SolarCity was selling bonds with 6.5% interest. I'm not sure if that deal is still going or not though. I know it was a limited time.

- You can get really cheap money and while we're in a period where you have to chase yield, there are things out there. Many blue chips will pay 2%+ in annual dividends, you can fiend tax-free bonds that will yield more than that. So net net, borrow sub 2%, make more than 2% on your money. Positive return overall.

I am 23 and am worth only about $100,000, but have a buisness mind so easily made this work. Ordered and picked up a MX in July that cost just over $100,000, and financed $80k of it.What I'm doing is renting the MX on the website TURO.com at least 2 days a month,

Investments are making some money, but cash is not.
 
Here are a few, for your enjoyment. Yours should be added, of course, since you write '10% - inflation' without mentioning default risk.

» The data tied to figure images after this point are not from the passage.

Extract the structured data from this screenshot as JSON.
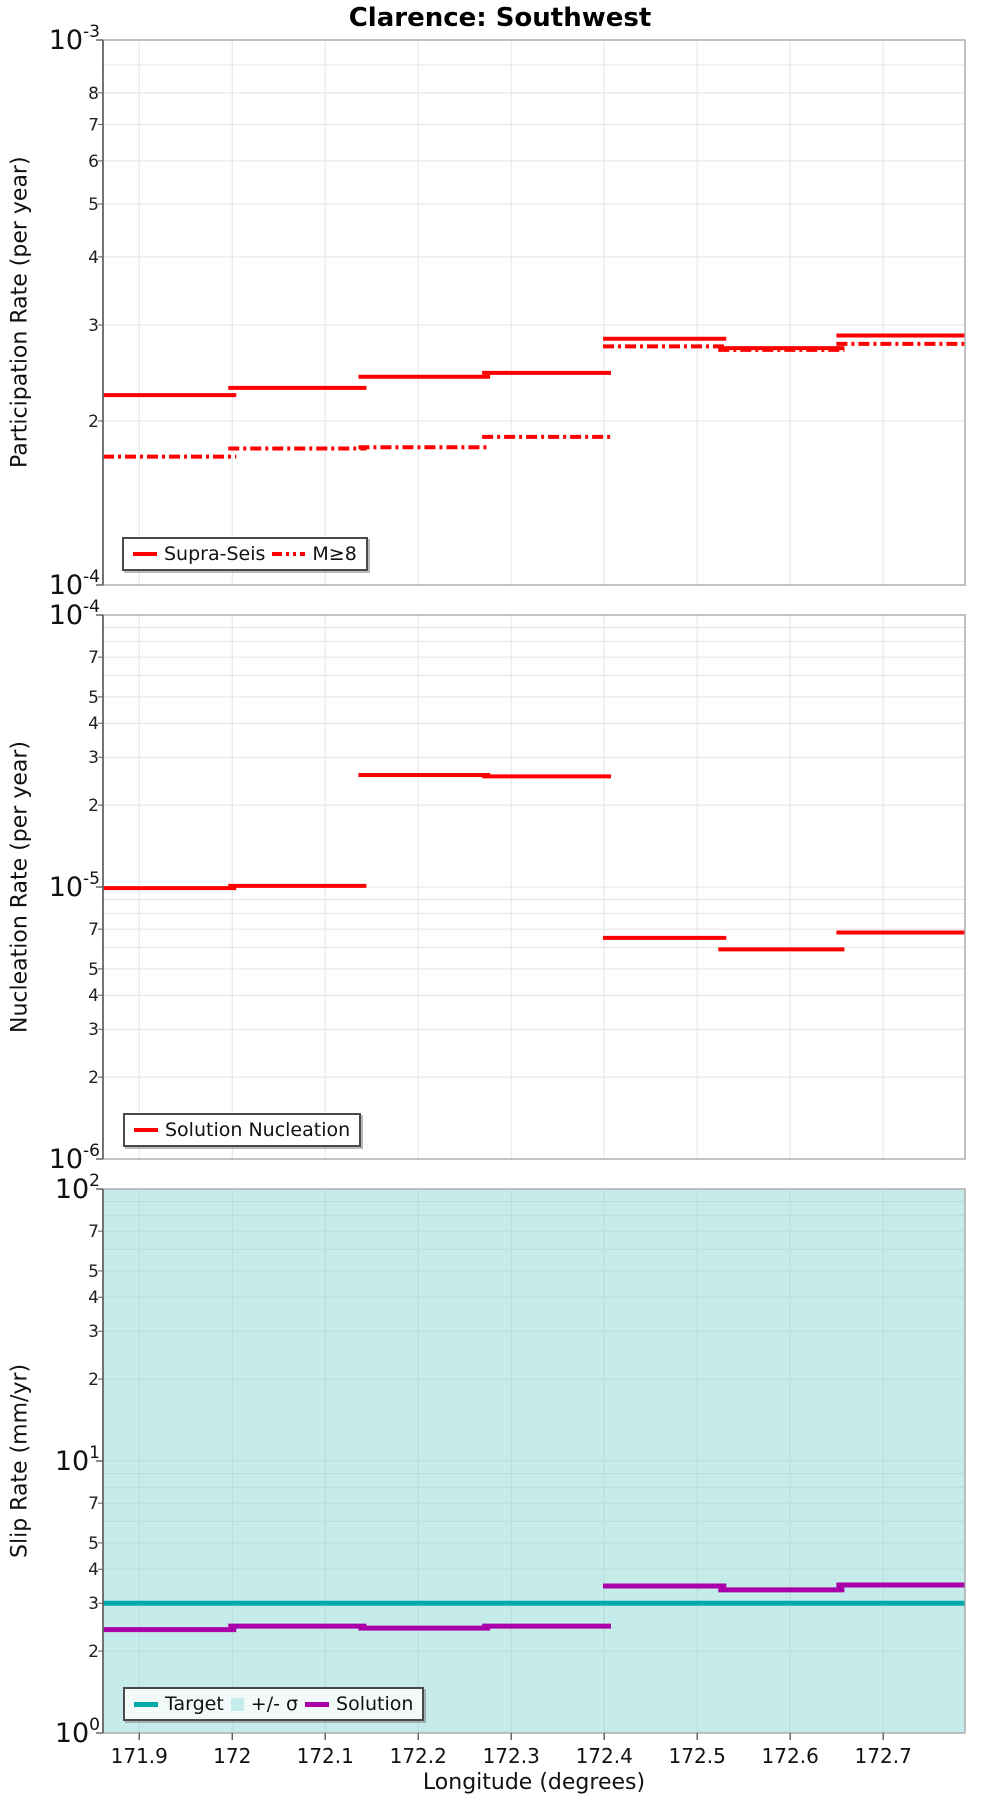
{
  "title": "Clarence: Southwest",
  "colors": {
    "red": "#FF0000",
    "teal": "#00AAAA",
    "purple": "#AA00AA",
    "band": "#C6EBEB",
    "grid": "#E4E4E4",
    "grid_on_band": "#B7DCDC",
    "frame": "#A9A9A9",
    "spine": "#5A5A5A",
    "text": "#111111"
  },
  "chart_data": {
    "type": "line",
    "subtype": "log-step-chart",
    "title": "Clarence: Southwest",
    "grid": true,
    "x_axis": {
      "label": "Longitude (degrees)",
      "range": [
        171.861,
        172.788
      ],
      "ticks": [
        171.9,
        172.0,
        172.1,
        172.2,
        172.3,
        172.4,
        172.5,
        172.6,
        172.7
      ],
      "tick_labels": [
        "171.9",
        "172",
        "172.1",
        "172.2",
        "172.3",
        "172.4",
        "172.5",
        "172.6",
        "172.7"
      ]
    },
    "section_edges": [
      171.861,
      172.0,
      172.14,
      172.273,
      172.403,
      172.527,
      172.654,
      172.788
    ],
    "panels": [
      {
        "id": "participation",
        "ylabel": "Participation Rate (per year)",
        "scale": "log",
        "ylim_exp": [
          -4,
          -3
        ],
        "legend_position": "bottom-left",
        "minor_labeled": [
          {
            "exp": -4,
            "digits": [
              8,
              7,
              6,
              5,
              4,
              3,
              2
            ]
          }
        ],
        "series": [
          {
            "name": "Supra-Seis",
            "style": "solid",
            "color": "#FF0000",
            "line_width": 4,
            "step_values": [
              0.000223,
              0.00023,
              0.000241,
              0.000245,
              0.000283,
              0.000272,
              0.000287
            ]
          },
          {
            "name": "M≥8",
            "style": "dashdot",
            "color": "#FF0000",
            "line_width": 4,
            "step_values": [
              0.000172,
              0.000178,
              0.000179,
              0.000187,
              0.000274,
              0.00027,
              0.000277
            ]
          }
        ]
      },
      {
        "id": "nucleation",
        "ylabel": "Nucleation Rate (per year)",
        "scale": "log",
        "ylim_exp": [
          -6,
          -4
        ],
        "legend_position": "bottom-left",
        "minor_labeled": [
          {
            "exp": -5,
            "digits": [
              7,
              5,
              4,
              3,
              2
            ]
          },
          {
            "exp": -6,
            "digits": [
              7,
              5,
              4,
              3,
              2
            ]
          }
        ],
        "series": [
          {
            "name": "Solution Nucleation",
            "style": "solid",
            "color": "#FF0000",
            "line_width": 4,
            "step_values": [
              9.9e-06,
              1.01e-05,
              2.58e-05,
              2.55e-05,
              6.5e-06,
              5.9e-06,
              6.8e-06
            ]
          }
        ]
      },
      {
        "id": "slip-rate",
        "ylabel": "Slip Rate (mm/yr)",
        "scale": "log",
        "ylim_exp": [
          0,
          2
        ],
        "legend_position": "bottom-left",
        "minor_labeled": [
          {
            "exp": 1,
            "digits": [
              7,
              5,
              4,
              3,
              2
            ]
          },
          {
            "exp": 0,
            "digits": [
              7,
              5,
              4,
              3,
              2
            ]
          }
        ],
        "band": {
          "label": "+/- σ",
          "lo": 1,
          "hi": 100,
          "color": "#C6EBEB"
        },
        "series": [
          {
            "name": "Target",
            "style": "solid",
            "color": "#00AAAA",
            "line_width": 5,
            "hline": 3.0
          },
          {
            "name": "Solution",
            "style": "solid",
            "color": "#AA00AA",
            "line_width": 5,
            "step_values": [
              2.4,
              2.47,
              2.43,
              2.47,
              3.47,
              3.36,
              3.5
            ]
          }
        ]
      }
    ]
  }
}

Seriously? I did that literally right next to it in the same sentence. And again 2 later.

"10% on fixed rate investments - but you have to keep in mind that rate reflects the expected currency exchange change, which is loosely tied to the differential core inflation rate between the two countries... which in the case of US/South Africa is about 5%. So you're really only getting about 5% effective or so. And you get to pick up interesting worries on the short term."


As for the rest, I don't see anybody above who says anything they recommend is risk free. Have we really come to a society where we need to pre-fix and post-fix every single sentence we write with: "just in case you didn't know, all investments carry risk" ?

BTW: If someone assumes e.g. SolarCity bonds at 6.5% is risk free, they shouldn't be allowed to be in charge of their own money.

This doesn't change the fact that borrowing money at 2% on a car loan vs. 6.5% on margin loan (~current rate for that value), the car loan is cheaper. What you do on the investment side of that is up to you.
 
You know both of you don't really have a fundamental disagreement. Just a placement of disclaimer as you both agree @SageBrush & @deonb that investment carries risk.

Be aware that if one were to invest and lose part or the whole amount and be inherently stuck with the X payments so don't put everything I one place unless you have vetted that investment well. Otherwise you might as well go to Vegas and bet everything on black.

Re Johannesburg, is that 5% if you deposit in local currency? In Mongolia the return is 20% guaranteed but you have to put it in local currency and 6-7% if in US greenbacks so currency won't change.